Applicable law and arbitration

  • These GTC, as well as any Contract or Order arising from the commercial relationship between the Parties, shall be governed by Spanish law, expressly excluding the provisions of the United Nations Convention on Contracts for the International Sale of Goods adopted in Vienna on 11 April 1980.
  • Any dispute, controversy, difference, claim or issue that may arise in connection with these GTC or the Contract, including the validity of this Clause, and which cannot be resolved by the Parties by mutual agreement, shall be finally settled before the Arbitration Court of the Chamber of Commerce, Industry, Services and Navigation of Bilbao (Spain), which shall be responsible for administering the arbitration and appointing the arbitrators in accordance with its own Statutes and Rules.
  • The arbitration shall take place at the headquarters of the Court of Arbitration of the Chamber of Commerce, Industry, Services and Navigation of Bilbao (Spain), the language shall be Spanish, and the applicable substantive law shall be Spanish common law.
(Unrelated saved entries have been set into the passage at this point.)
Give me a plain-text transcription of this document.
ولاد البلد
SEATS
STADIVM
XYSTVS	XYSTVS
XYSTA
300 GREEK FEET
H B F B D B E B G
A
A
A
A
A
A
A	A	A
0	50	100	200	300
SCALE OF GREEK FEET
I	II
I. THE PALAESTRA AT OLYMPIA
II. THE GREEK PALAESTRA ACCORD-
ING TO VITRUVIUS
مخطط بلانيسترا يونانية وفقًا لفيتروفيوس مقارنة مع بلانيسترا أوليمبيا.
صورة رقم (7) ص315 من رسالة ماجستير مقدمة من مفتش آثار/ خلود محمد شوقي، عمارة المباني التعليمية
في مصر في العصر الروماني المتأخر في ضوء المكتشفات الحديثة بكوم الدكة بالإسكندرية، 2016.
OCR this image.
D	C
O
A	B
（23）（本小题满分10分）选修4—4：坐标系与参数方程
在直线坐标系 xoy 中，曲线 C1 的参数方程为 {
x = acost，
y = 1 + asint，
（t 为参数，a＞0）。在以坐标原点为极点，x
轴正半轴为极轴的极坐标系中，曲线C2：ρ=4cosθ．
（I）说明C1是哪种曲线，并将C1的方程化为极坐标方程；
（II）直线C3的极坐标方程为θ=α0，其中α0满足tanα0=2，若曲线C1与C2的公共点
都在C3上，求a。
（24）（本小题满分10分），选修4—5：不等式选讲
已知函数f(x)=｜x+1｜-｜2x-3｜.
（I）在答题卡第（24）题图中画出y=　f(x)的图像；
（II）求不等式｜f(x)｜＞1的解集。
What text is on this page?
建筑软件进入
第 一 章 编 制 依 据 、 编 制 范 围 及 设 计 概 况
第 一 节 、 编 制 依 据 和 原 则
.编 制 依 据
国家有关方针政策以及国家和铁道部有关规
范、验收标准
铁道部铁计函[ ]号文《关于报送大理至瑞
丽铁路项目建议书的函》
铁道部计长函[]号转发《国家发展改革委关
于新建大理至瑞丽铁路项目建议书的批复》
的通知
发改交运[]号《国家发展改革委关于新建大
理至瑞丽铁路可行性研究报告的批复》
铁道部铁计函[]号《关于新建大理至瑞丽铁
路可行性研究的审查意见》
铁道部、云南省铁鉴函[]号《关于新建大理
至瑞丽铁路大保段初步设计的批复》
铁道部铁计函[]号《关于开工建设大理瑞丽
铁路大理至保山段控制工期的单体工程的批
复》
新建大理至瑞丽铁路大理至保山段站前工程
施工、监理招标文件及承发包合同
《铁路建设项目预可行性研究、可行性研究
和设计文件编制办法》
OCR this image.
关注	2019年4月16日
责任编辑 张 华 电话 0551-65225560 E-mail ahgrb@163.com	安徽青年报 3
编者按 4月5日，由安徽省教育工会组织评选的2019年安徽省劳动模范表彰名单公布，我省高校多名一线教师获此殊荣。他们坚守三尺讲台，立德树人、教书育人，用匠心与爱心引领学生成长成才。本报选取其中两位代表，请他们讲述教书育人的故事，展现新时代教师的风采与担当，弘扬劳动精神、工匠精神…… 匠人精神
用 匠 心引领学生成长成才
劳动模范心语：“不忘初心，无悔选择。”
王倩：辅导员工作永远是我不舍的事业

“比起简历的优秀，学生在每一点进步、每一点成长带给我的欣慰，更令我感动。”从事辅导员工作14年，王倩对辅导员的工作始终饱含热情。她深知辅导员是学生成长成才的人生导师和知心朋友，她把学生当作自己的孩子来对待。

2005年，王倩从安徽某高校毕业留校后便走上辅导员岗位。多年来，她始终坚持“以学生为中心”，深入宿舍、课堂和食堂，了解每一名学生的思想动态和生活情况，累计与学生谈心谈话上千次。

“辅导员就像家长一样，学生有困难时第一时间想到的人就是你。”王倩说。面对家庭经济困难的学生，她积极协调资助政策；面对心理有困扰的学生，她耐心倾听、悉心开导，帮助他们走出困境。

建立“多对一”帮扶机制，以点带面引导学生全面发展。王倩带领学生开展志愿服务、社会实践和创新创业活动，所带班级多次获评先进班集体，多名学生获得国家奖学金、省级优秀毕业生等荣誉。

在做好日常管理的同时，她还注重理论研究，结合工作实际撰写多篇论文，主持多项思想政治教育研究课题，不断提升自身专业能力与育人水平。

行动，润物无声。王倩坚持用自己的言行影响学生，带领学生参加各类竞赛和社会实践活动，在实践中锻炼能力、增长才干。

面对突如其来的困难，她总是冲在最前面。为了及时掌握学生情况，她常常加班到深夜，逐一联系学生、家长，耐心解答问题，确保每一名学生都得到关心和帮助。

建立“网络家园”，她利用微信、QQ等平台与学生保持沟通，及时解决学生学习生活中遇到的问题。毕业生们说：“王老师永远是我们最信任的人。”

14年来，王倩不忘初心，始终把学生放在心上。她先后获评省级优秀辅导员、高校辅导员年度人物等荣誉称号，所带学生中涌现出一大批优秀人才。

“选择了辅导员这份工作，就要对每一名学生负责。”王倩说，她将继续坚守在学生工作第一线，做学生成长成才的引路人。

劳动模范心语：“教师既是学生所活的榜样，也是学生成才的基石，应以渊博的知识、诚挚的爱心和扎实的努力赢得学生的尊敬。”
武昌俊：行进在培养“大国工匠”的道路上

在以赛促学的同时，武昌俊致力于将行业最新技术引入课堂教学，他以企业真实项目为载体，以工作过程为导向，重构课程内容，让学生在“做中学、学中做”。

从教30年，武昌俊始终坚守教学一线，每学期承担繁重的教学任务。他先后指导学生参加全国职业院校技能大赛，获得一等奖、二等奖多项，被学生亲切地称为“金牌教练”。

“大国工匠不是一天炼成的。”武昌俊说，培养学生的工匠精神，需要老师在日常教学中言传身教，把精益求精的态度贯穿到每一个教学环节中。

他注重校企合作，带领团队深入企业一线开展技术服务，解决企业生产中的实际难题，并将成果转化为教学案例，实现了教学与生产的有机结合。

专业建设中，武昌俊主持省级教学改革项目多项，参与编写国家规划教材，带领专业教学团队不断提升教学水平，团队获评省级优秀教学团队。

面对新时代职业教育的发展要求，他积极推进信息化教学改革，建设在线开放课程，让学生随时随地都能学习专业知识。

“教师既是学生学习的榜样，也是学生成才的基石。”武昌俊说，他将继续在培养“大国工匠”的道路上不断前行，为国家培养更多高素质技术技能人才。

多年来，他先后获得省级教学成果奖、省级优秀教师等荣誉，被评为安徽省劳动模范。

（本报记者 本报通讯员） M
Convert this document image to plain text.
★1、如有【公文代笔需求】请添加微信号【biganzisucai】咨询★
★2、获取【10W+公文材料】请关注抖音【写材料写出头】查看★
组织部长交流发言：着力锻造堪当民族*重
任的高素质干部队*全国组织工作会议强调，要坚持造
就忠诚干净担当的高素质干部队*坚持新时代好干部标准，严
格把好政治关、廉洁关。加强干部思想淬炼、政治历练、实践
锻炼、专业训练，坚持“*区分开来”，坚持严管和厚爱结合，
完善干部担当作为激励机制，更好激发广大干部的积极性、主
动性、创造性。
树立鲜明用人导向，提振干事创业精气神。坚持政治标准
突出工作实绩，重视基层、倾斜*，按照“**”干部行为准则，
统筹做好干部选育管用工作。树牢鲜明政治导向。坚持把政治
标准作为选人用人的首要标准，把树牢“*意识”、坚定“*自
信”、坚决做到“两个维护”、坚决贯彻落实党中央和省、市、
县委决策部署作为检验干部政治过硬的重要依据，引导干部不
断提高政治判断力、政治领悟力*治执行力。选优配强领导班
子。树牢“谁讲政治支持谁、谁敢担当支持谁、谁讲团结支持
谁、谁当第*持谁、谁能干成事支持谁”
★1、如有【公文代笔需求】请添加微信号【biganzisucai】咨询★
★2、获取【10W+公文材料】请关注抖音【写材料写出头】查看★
Data protection and confidentiality policy

  • CMI guarantees compliance with the provisions of the EU General Data Protection Regulation and the Organic Law on Data Protection in relation to the personal data provided by the Buyer, which will be incorporated into a computerised file for which CMI is responsible, all for the purpose of providing the contracted services, performing administrative tasks and sending information.
  • The Buyer may at any time request the rectification and, where appropriate, the cancellation of their data, as well as object to the processing thereof, by notifying CMI in writing.
  • All information to which the Parties have access as a result of the Contract (including the terms and conditions thereof) shall be confidential, unless it is public, and shall not be disclosed to third parties or used, directly or indirectly, for purposes other than those provided for in the Contract.
  • The transmission of confidential information by either Party to its employees shall only be made when strictly necessary for the supply of the Products and/or Services. In any case, the Party disclosing the information shall ensure that its employees comply with this confidentiality obligation.
  • Once the work on the Offer has been completed, all documentation submitted or generated shall be destroyed or returned upon written request by either Party, and no copies may be retained, unless the Parties are required by law to do so. This confidentiality obligation shall remain in force indefinitely between the Parties.

Final provisions

  • Any claims against CMI that may be made by the Buyer shall not entitle the Buyer to interrupt or make deductions from the payments stipulated in the Contract and/or Any dispute or conflict, and any related additional invoices, if any, shall be subject to a separate agreement to be negotiated by both Parties.
  • The declaration of nullity or inapplicability of any clause of these GTC does not imply the cancellation of the remaining clauses and conditions, which shall continue to be valid for all purposes
  • The clause declared null and void or inapplicable shall be deemed replaced by another clause that most closely approximates the economic objective intended by the clause declared null and void or inapplicable.